Pinterest has acquired Instapaper but says that the app would continue to operate as a separate entity. The Instapaper team including CEO Brian Donohue will join Pinterest where they will work both on the core Pinterest experience and updating Instapaper.
"Instapaper will work with us to continue building indexing and recommendations technologies, and we look forward to building great products together," Pinterest's lead project manager Steve Davis said in a statement.
Pinterest's acquisition marks the second time Instapaper has changed hands. Startup studio Betaworks bought a majority stake in the company in 2013 after founder Marco Arment said the app had "grown far beyond what one person can do."
Instapaper, an app that allows users to save articles to read later, may seem like an odd target for the visual bookmarking site at first glance.
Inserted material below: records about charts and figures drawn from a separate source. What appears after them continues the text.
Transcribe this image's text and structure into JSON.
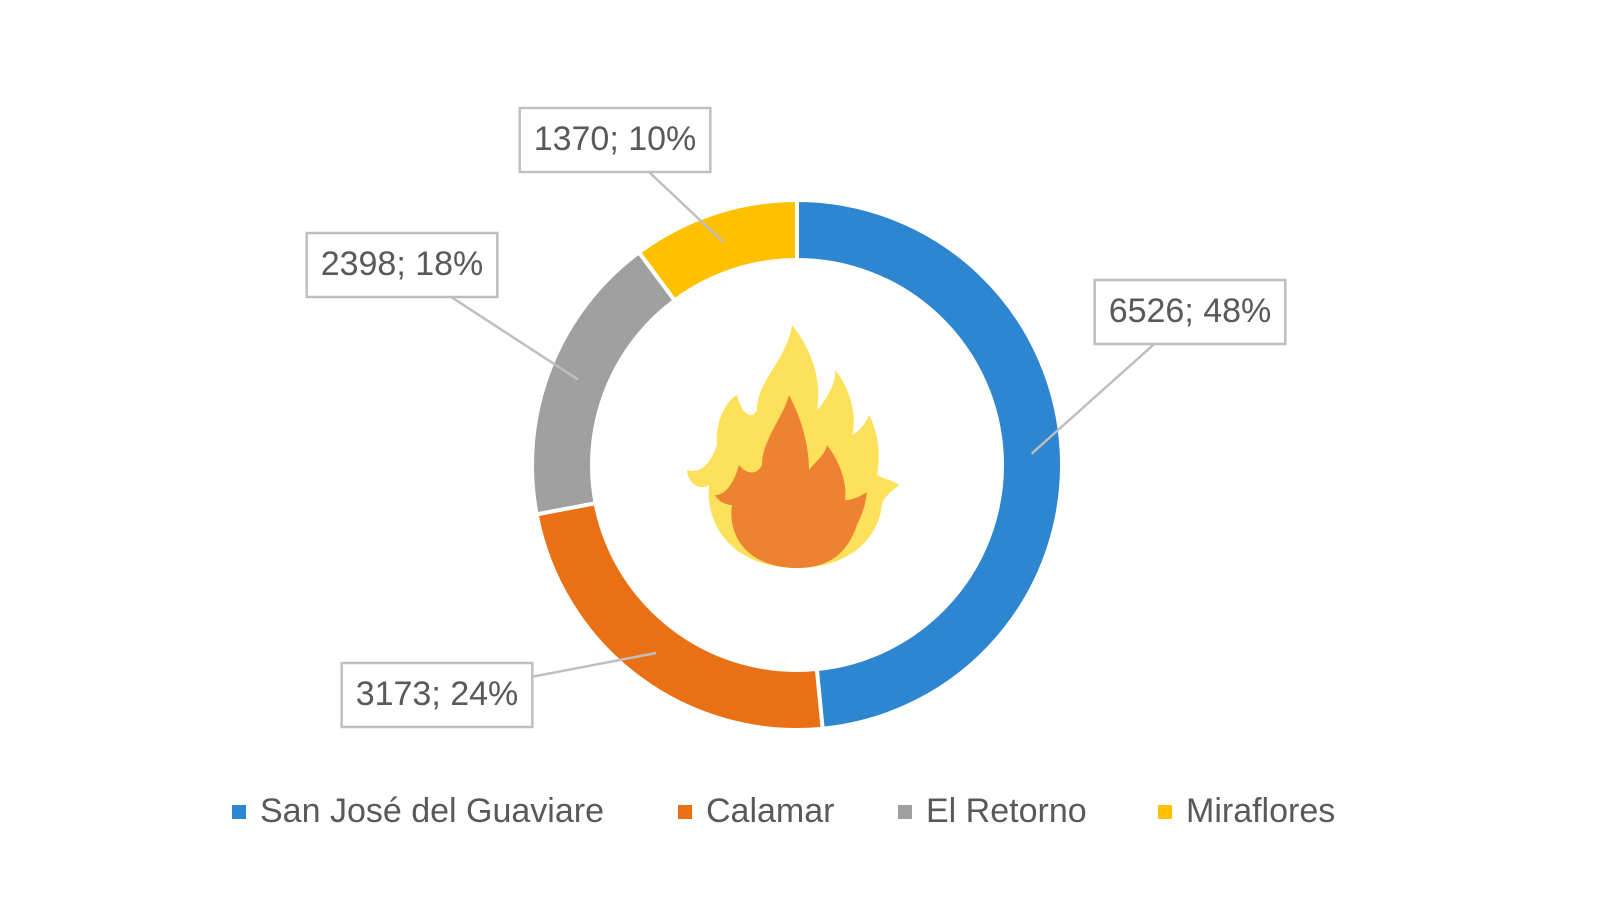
{
  "chart_data": {
    "type": "doughnut",
    "categories": [
      "San José del Guaviare",
      "Calamar",
      "El Retorno",
      "Miraflores"
    ],
    "values": [
      6526,
      3173,
      2398,
      1370
    ],
    "value_labels": [
      "6526; 48%",
      "3173; 24%",
      "2398; 18%",
      "1370; 10%"
    ],
    "colors": [
      "#2e86d0",
      "#ea7016",
      "#a0a0a0",
      "#ffc000"
    ],
    "legend": "bottom"
  }
}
But it appears Pinterest is particularly interested in using the Instapaper team to help build out its search and discovery features.
The “save” part of Pinterest’s mantra (“discover, save, do”) is meant to be taken quite literally — collecting ideas and logging them for future action on various pin boards. Having those ideas logged gives users a reason to regularly come back to the site to accomplish things they were complementing at the time, but decided against acting upon.
One of the natural implications of having a better experience around saving content on Pinterest is giving the company ways to convert users into forms that potentially don’t exist yet.
The acquisition also raises the question of whether Instapaper could eventually be integrated into Pinterest, as many users already use the site to save articles, recipes, and other content. But it appears the plans is to keep the two separate - at least for now. A spokesperson for Pinterest tells Mashable there are no current plans to integrate the two products.